From Luxury to Firepower: Why EU Defense Stocks Are the Next Big Trade
With the EU doubling down on military spending, local defense stocks are still undervalued. Is this the next big rotation?
The primary beneficiaries will be European defense companies, whose market cap remain much smaller than those of Europe’s largest firms. For example, the most valuable company, LVMH, has a market cap of €300B, while Novo Nordisk stands at €268B. These giants dwarf the continent’s leading defense firms. Rheinmetall, which has surged 800% in the past three years, still has a market cap of just €60B.
Other key players include ThyssenKrupp AG, with a market cap of €5B, BAE Systems with a market cap of €49B, Thales at €51B, and Leonardo at €27B. Airbus, at €136B, remains the largest defense company in Europe, but even if we combine the market caps of these firms, their total valuation remains far below LVMH’s. One company seeing growing demand is MBDA, a European missile manufacturer co-owned by BAE Systems, Airbus, and Leonardo. The company has been fielding increasing inquiries from European militaries looking to diversify away from U.S.-made weapons. CEO Eric Béranger has noted that some nations traditionally reliant on American capabilities are now turning to MBDA for alternatives.
Militarisation of Europe: Who Gains the Most?
First, Europe is moving toward militarization. Countries with major defense companies will gain more influence, especially if the continent continues reducing reliance on the United States. Germany is expected to order six ThyssenKrupp Marine Systems battleships valued at more than €15B ($16.4B) and 20 additional Eurofighter jets from BAE and its partners, worth approximately €3 billion. These funds, which previously went to American firms, will now stay within Europe. While former Chancellor Olaf Scholz allocated significant budgets for U.S. companies such as Lockheed Martin (F-35 fighter jets), Boeing (Chinook transport helicopters), and Raytheon (Patriot air-defense systems), the current government is prioritizing local firms.
Second, Europe’s defence spending remains significantly below that of the U.S. The EU currently spends $430Bannually on defense, compared to $755B in the U.S. A substantial increase in spending will strengthen the political leverage of countries with major defense contractors. Even Volkswagen has signaled readiness for military production. A larger domestic defense sector will give the EU greater influence in negotiations with the U.S. while also shifting internal power dynamics within Europe. Increased defense investments will create thousands of jobs, bolstering the ruling German coalition while potentially weakening the far-right AfD. This shift is crucial for the stability of the EU but raises broader questions.
A New European Divide?
Countries with strong defense industries will demand greater contributions from other member states, many of which cannot afford to borrow as much as Germany. This could deepen existing fractures within the EU. As new alliances emerge and some nations seek to distance themselves, the prospect of further political fragmentation becomes a real possibility. However, if properly managed, Europe’s growing defence capabilities could serve as a unifying force—if political leaders can summon the will to coordinate their efforts effectively.

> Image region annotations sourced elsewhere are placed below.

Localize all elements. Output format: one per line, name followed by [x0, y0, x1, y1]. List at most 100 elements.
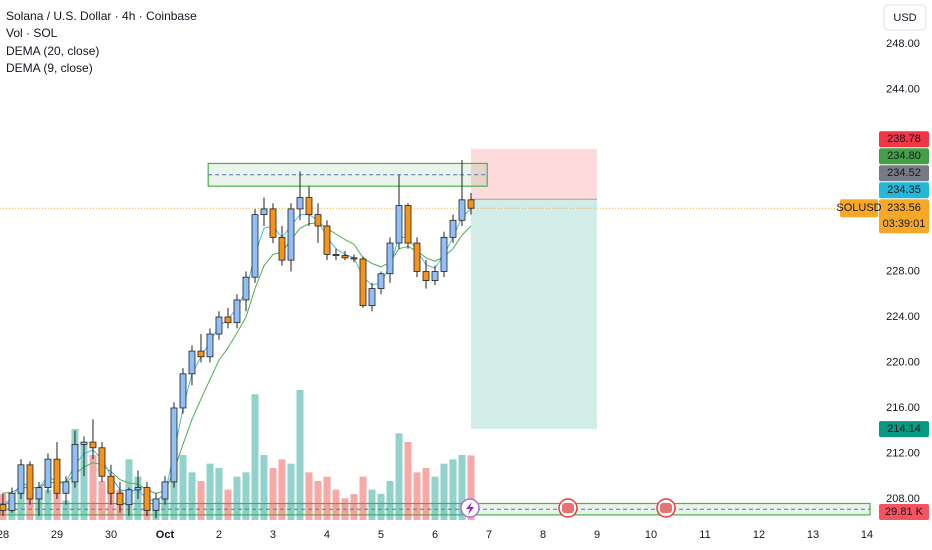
volume-bar — [458, 455, 466, 520]
event-markers — [460, 498, 676, 518]
candle-body — [458, 199, 466, 221]
price-label-box — [879, 131, 929, 148]
candle-body — [143, 487, 151, 511]
x-tick-label: 28 — [0, 529, 9, 541]
candle-body — [413, 242, 421, 272]
x-tick-label: 7 — [486, 529, 492, 541]
x-tick-label: 4 — [324, 529, 330, 541]
candle-body — [125, 489, 133, 506]
candle-body — [215, 316, 223, 335]
price-label: 234.80 — [887, 150, 921, 162]
countdown-label: 03:39:01 — [883, 218, 926, 230]
x-tick-label: 13 — [807, 529, 819, 541]
candle-body — [188, 350, 196, 375]
candle-body — [305, 197, 313, 216]
x-tick-label: 3 — [270, 529, 276, 541]
volume-bar — [197, 481, 205, 520]
stop-zone — [471, 148, 598, 200]
volume-bar — [89, 455, 97, 520]
x-tick-label: 5 — [378, 529, 384, 541]
candle-body — [260, 208, 268, 216]
currency-label: USD — [893, 12, 916, 24]
volume-bar — [53, 485, 61, 520]
x-tick-label: 8 — [540, 529, 546, 541]
volume-bar — [44, 489, 52, 520]
candle-body — [134, 487, 142, 491]
y-tick-label: 208.00 — [886, 493, 920, 505]
price-label-box — [879, 148, 929, 165]
candle-body — [116, 492, 124, 506]
volume-bar — [395, 433, 403, 520]
candle-body — [224, 316, 232, 324]
volume-bar — [269, 468, 277, 520]
volume-bar — [413, 472, 421, 520]
volume-label: 29.81 K — [885, 506, 924, 518]
price-label-box — [879, 165, 929, 182]
candle-body — [89, 441, 97, 449]
x-tick-label: 6 — [432, 529, 438, 541]
volume-bar — [233, 476, 241, 520]
candle-body — [431, 271, 439, 281]
chart-title: Solana / U.S. Dollar · 4h · Coinbase — [6, 9, 197, 23]
candle-body — [359, 258, 367, 307]
y-tick-label: 228.00 — [886, 265, 920, 277]
candle-body — [386, 242, 394, 275]
volume-bar — [350, 494, 358, 520]
y-tick-label: 248.00 — [886, 38, 920, 50]
current-price-box — [879, 199, 929, 234]
candle-body — [287, 208, 295, 261]
x-tick-label: 9 — [594, 529, 600, 541]
volume-bar — [296, 390, 304, 520]
volume-bar — [98, 481, 106, 520]
candle-body — [17, 464, 25, 494]
volume-bar — [206, 463, 214, 520]
volume-bar — [386, 481, 394, 520]
symbol-tag — [840, 199, 878, 218]
candle-body — [206, 333, 214, 358]
candle-body — [278, 236, 286, 261]
symbol-label: SOLUSD — [836, 202, 881, 214]
x-tick-label: 29 — [51, 529, 63, 541]
volume-bar — [467, 455, 475, 520]
candle-body — [395, 205, 403, 244]
candle-body — [170, 407, 178, 483]
volume-bar — [449, 459, 457, 520]
candle-body — [368, 288, 376, 307]
volume-bar — [260, 455, 268, 520]
candle-body — [44, 458, 52, 488]
legend-entry: DEMA (20, close) — [6, 44, 99, 58]
candle-body — [323, 225, 331, 255]
candle-body — [179, 373, 187, 409]
y-tick-label: 212.00 — [886, 447, 920, 459]
candle-body — [8, 492, 16, 511]
candle-body — [296, 197, 304, 210]
candle-body — [341, 255, 349, 259]
candle-body — [377, 273, 385, 289]
candle-body — [80, 441, 88, 445]
candle-body — [467, 199, 475, 209]
zone — [207, 162, 488, 187]
volume-bar — [278, 459, 286, 520]
legend-volume: Vol · SOL — [6, 26, 58, 40]
current-price-label: 233.56 — [887, 202, 921, 214]
volume-bar — [215, 468, 223, 520]
candle-body — [35, 487, 43, 500]
currency-button[interactable] — [883, 4, 927, 31]
candle-body — [161, 481, 169, 500]
candle-body — [26, 464, 34, 500]
volume-bar — [62, 500, 70, 520]
price-label-box — [879, 421, 929, 438]
y-tick-label: 220.00 — [886, 356, 920, 368]
volume-bar — [323, 476, 331, 520]
candle-body — [440, 236, 448, 272]
candle-body — [404, 205, 412, 244]
candle-body — [449, 219, 457, 238]
candle-body — [233, 299, 241, 324]
target-zone — [471, 199, 598, 430]
volume-bar — [287, 463, 295, 520]
volume-bar — [422, 468, 430, 520]
candle-body — [350, 257, 358, 260]
volume-bar — [224, 489, 232, 520]
price-label-box — [879, 182, 929, 199]
candle-body — [107, 475, 115, 494]
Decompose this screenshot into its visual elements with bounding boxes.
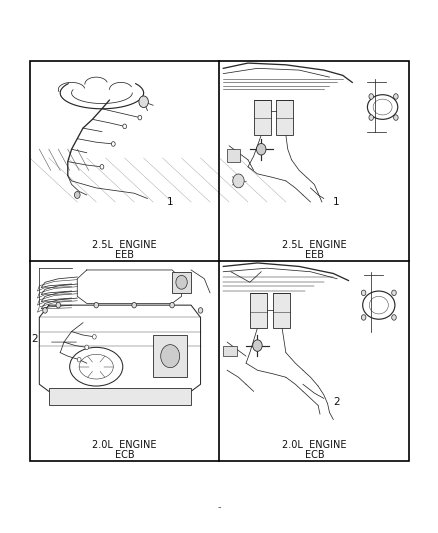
Circle shape	[368, 115, 373, 120]
Circle shape	[74, 191, 80, 198]
Text: ECB: ECB	[115, 450, 134, 460]
Bar	[172, 272, 191, 293]
Bar	[153, 335, 187, 377]
Circle shape	[111, 142, 115, 146]
Text: 2.5L  ENGINE: 2.5L ENGINE	[281, 240, 346, 250]
Text: 2.0L  ENGINE: 2.0L ENGINE	[282, 440, 346, 450]
Bar	[30, 61, 408, 461]
Circle shape	[138, 115, 141, 120]
Circle shape	[391, 314, 396, 320]
Circle shape	[256, 143, 265, 155]
Text: 2.5L  ENGINE: 2.5L ENGINE	[92, 240, 157, 250]
Bar	[249, 293, 266, 328]
Circle shape	[368, 94, 373, 99]
Bar	[253, 100, 270, 135]
Circle shape	[393, 94, 397, 99]
Text: 2.0L  ENGINE: 2.0L ENGINE	[92, 440, 156, 450]
Text: 1: 1	[166, 197, 173, 207]
Circle shape	[94, 302, 98, 308]
Text: 2: 2	[332, 397, 339, 407]
Circle shape	[252, 340, 261, 351]
Circle shape	[160, 345, 179, 368]
Circle shape	[198, 308, 202, 313]
Circle shape	[360, 290, 365, 296]
Text: -: -	[217, 503, 221, 512]
Text: EEB: EEB	[304, 250, 323, 260]
Bar	[223, 345, 236, 356]
Circle shape	[360, 314, 365, 320]
Circle shape	[170, 302, 174, 308]
Circle shape	[85, 345, 88, 350]
Circle shape	[391, 290, 396, 296]
Circle shape	[138, 96, 148, 108]
Text: EEB: EEB	[115, 250, 134, 260]
Bar	[272, 293, 289, 328]
Circle shape	[232, 174, 244, 188]
Circle shape	[176, 276, 187, 289]
Circle shape	[100, 165, 103, 169]
Circle shape	[77, 357, 81, 362]
Circle shape	[92, 335, 96, 339]
Bar	[49, 388, 191, 406]
Text: ECB: ECB	[304, 450, 323, 460]
Circle shape	[393, 115, 397, 120]
Bar	[226, 149, 240, 161]
Circle shape	[56, 302, 60, 308]
Circle shape	[131, 302, 136, 308]
Text: 1: 1	[332, 197, 339, 207]
Circle shape	[123, 124, 126, 128]
Text: 2: 2	[31, 334, 37, 344]
Circle shape	[42, 308, 47, 313]
Bar	[276, 100, 293, 135]
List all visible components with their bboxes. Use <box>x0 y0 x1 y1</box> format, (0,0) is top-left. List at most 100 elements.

Building strategic autonomy in key sectors is now a recognised urgent imperative across Europe, according to a letter from Airbus, Dassault Systemes, and over 90 other European firms and lobby groups. “Europe needs to recover the initiative and become more technologically independent across all layers of its critical digital infrastructure: from logical infrastructure—applications, platforms, media, AI frameworks, and models—to physical infrastructure—chips, computing, storage, and connectivity,” the letter stated.
But this raises the final, uncomfortable question: Is Europe truly ready for militarization? Spending billions is one thing, but military capability isn’t just about budgets—it’s about strategy, cohesion, and political will. If Germany and the EU fail to integrate these forces into a coherent framework, this surge in defense spending may create more fragmentation, not unity. Europe’s military rise could either strengthen its geopolitical position or expose deep structural weaknesses. If the latter happens, today’s investment boom could become tomorrow’s biggest liability.
The market hasn’t fully priced in this shift yet. Defense stocks in the U.S. boomed after Washington ramped up spending. Will EU stocks follow? If this trend holds, the biggest winners are still undervalued.
This publication is for educational and informational purposes only and does not constitute financial, investment, or trading advice. Readers are solely responsible for their own investment decisions. The author may hold positions in the securities mentioned.